Les bateaux qui circulent sur le lac Brome pourraient devoir subir un lavage de leur coque. La mesure vise à limiter les risques que des plantes aquatiques exotiques envahissantes ne prolifèrent dans le plan d’eau.

Des stations de lavage de coques envisagées au lac Brome

Les propriétaires d’embarcation qui naviguent sur le lac Brome pourraient devoir laver la coque de celles-ci avant de les mettre à l’eau. L’objectif est de réduire les risques d’importation de plantes aquatiques exotiques envahissantes dans le cours d’eau.

C’est l’un des projets sur lesquels Renaissance lac Brome (RlB) travaillera durant l’année. « Ces plantes nuisent à la qualité de l’eau du lac. Il faut trouver des moyens de limiter leur croissance », explique Christian Roy, membre du conseil d’administration de RlB et responsable de ce dossier.

Des discussions seront menées avec les responsables des marinas privés ainsi qu’avec les propriétaires du camping du Domaine des Érables. « On veut trouver un lieu où installer une station de lavage et s’entendre sur les coûts », a dit Hélène Drouin, présidente de RlB.

Une étude sur les herbiers aquatiques réalisée pour l’organisme environnementaliste en 2009 révélait la présence de myriophylle à épi, en grande qualité dans l’exutoire du lac où prend forme la rivière Yamaska, et de phragmite commun à quelques endroits dans le lac.
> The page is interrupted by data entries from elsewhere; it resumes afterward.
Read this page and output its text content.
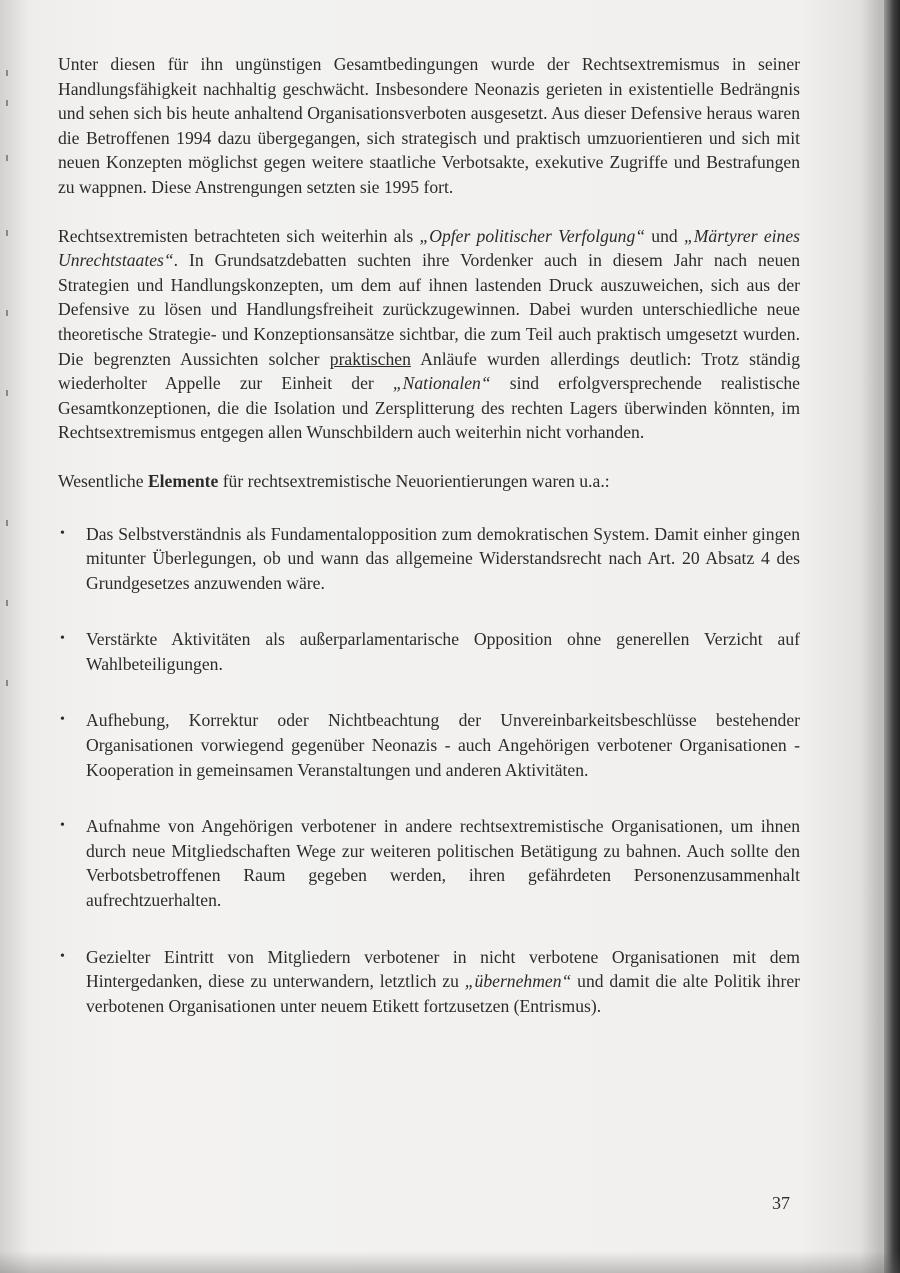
Unter diesen für ihn ungünstigen Gesamtbedingungen wurde der Rechtsextremismus in seiner Handlungsfähigkeit nachhaltig geschwächt. Insbesondere Neonazis gerieten in existentielle Bedrängnis und sehen sich bis heute anhaltend Organisationsverboten ausgesetzt. Aus dieser Defensive heraus waren die Betroffenen 1994 dazu übergegangen, sich strategisch und praktisch umzuorientieren und sich mit neuen Konzepten möglichst gegen weitere staatliche Verbotsakte, exekutive Zugriffe und Bestrafungen zu wappnen. Diese Anstrengungen setzten sie 1995 fort.

Rechtsextremisten betrachteten sich weiterhin als „Opfer politischer Verfolgung“ und „Märtyrer eines Unrechtstaates“. In Grundsatzdebatten suchten ihre Vordenker auch in diesem Jahr nach neuen Strategien und Handlungskonzepten, um dem auf ihnen lastenden Druck auszuweichen, sich aus der Defensive zu lösen und Handlungsfreiheit zurückzugewinnen. Dabei wurden unterschiedliche neue theoretische Strategie- und Konzeptionsansätze sichtbar, die zum Teil auch praktisch umgesetzt wurden. Die begrenzten Aussichten solcher praktischen Anläufe wurden allerdings deutlich: Trotz ständig wiederholter Appelle zur Einheit der „Nationalen“ sind erfolgversprechende realistische Gesamtkonzeptionen, die die Isolation und Zersplitterung des rechten Lagers überwinden könnten, im Rechtsextremismus entgegen allen Wunschbildern auch weiterhin nicht vorhanden.

Wesentliche Elemente für rechtsextremistische Neuorientierungen waren u.a.:

• Das Selbstverständnis als Fundamentalopposition zum demokratischen System. Damit einher gingen mitunter Überlegungen, ob und wann das allgemeine Widerstandsrecht nach Art. 20 Absatz 4 des Grundgesetzes anzuwenden wäre.
• Verstärkte Aktivitäten als außerparlamentarische Opposition ohne generellen Verzicht auf Wahlbeteiligungen.
• Aufhebung, Korrektur oder Nichtbeachtung der Unvereinbarkeitsbeschlüsse bestehender Organisationen vorwiegend gegenüber Neonazis - auch Angehörigen verbotener Organisationen - Kooperation in gemeinsamen Veranstaltungen und anderen Aktivitäten.
• Aufnahme von Angehörigen verbotener in andere rechtsextremistische Organisationen, um ihnen durch neue Mitgliedschaften Wege zur weiteren politischen Betätigung zu bahnen. Auch sollte den Verbotsbetroffenen Raum gegeben werden, ihren gefährdeten Personenzusammenhalt aufrechtzuerhalten.
• Gezielter Eintritt von Mitgliedern verbotener in nicht verbotene Organisationen mit dem Hintergedanken, diese zu unterwandern, letztlich zu „übernehmen“ und damit die alte Politik ihrer verbotenen Organisationen unter neuem Etikett fortzusetzen (Entrismus).
37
RlB mettra cette étude à jour cette année. Un mandat a été accordé au Regroupement des associations pour la protection de l’environnement des lacs et des bassins versants (RAPPEL).

L’attention sera portée sur les rivages et les secteurs où la profondeur de l’eau est de trois mètres et moins, a dit M. Roy. « On veut voir quels types de plantes envahissantes on retrouve, leur densité, le type de sol où elles poussent. Est-ce qu’il y en a plus qu’avant », s’interroge-t-il.

En se concentrant sur les zones peu profondes, les chercheurs tenteront de déterminer quels sont les impacts du passage des bateaux. Le myriophylle à épi a une grande capacité de reproduction, note M. Roy. Des fragments de la plante sectionnés par des hélices de bateaux tomberont au fond et s’ancreront dans le sol pour produire de nouvelles boutures, signale-t-il.

Les conclusions de l’étude permettront de réévaluer le système de bouées mis en place tout autour du lac pour délimiter les zones où la vitesse maximale des embarcations est de 10 km/h, a indiqué M. Roy.

Plusieurs lacs de la région de l’Estrie, les lacs Memphrémagog et Massawippi par exemple, possèdent des stations de lavage. Les coques de toutes les embarcations qui arrivent de l’extérieur de ces lacs doivent passer par des stations de lavage avant qu’elles ne soient mises à l’eau. Cela inclut les hors-bords, canots et kayaks. Les municipalités sont souvent responsables de gérer les stations.

RlB ignore combien d’embarcations sont mises à l’eau tous les ans par des propriétaires qui n’habitent pas les berges du lac. Une collaboration des marinas privées et du camping, qui ont des rampes de mises à l’eau, est nécessaire pour colliger ces données, signale M. Roy.

Les dirigeants de Renaissance lac Brome prendront leur temps dans ce dossier, dit Mme Drouin. « On essaie d’y aller tranquillement. On veut que les gens comprennent le but recherché et que ça va être bénéfique pour le lac. Il faut qu’on convainque les élus du bien-fondé de cette mesure », a-t-elle dit.

Bandes riveraines

Par ailleurs, RlB poursuivra cette année son programme d’aménagement de bandes riveraines sur des propriétés privées. Le programme, qui bénéficie d’une subvention de 40 000 $ de la Ville, permet aux propriétaires riverains du lac de profiter des conseils d’un expert en aménagement. L’argent permet d’informer les riverains sur le programme, à payer l’expert en aménagement et à acheter les arbustes et les arbres à planter. Les propriétaires déboursent entre 75 $ et 300 $.

Une caractérisation des bandes riveraines réalisée en 2016 par RlB a permis de déterminer que 90 % des 461 propriétés riveraines du lac ne respectaient pas les normes en vigueur. Environ 35 propriétaires profitent du programme tous les ans. C’est la troisième année d’un programme de cinq ans.

RlB tiendra son assemblée générale annuelle samedi, à compter de 9h30, au Centre Communautaire Lac-Brome (270, rue Victoria). En plus de postes à pourvoir au sein du conseil d’administration, les participants pourront entendre une conférence sur les espèces exotiques envahissantes par Hélène Godmaire, directrice générale du conseil québécois des espèces exotiques envahissantes.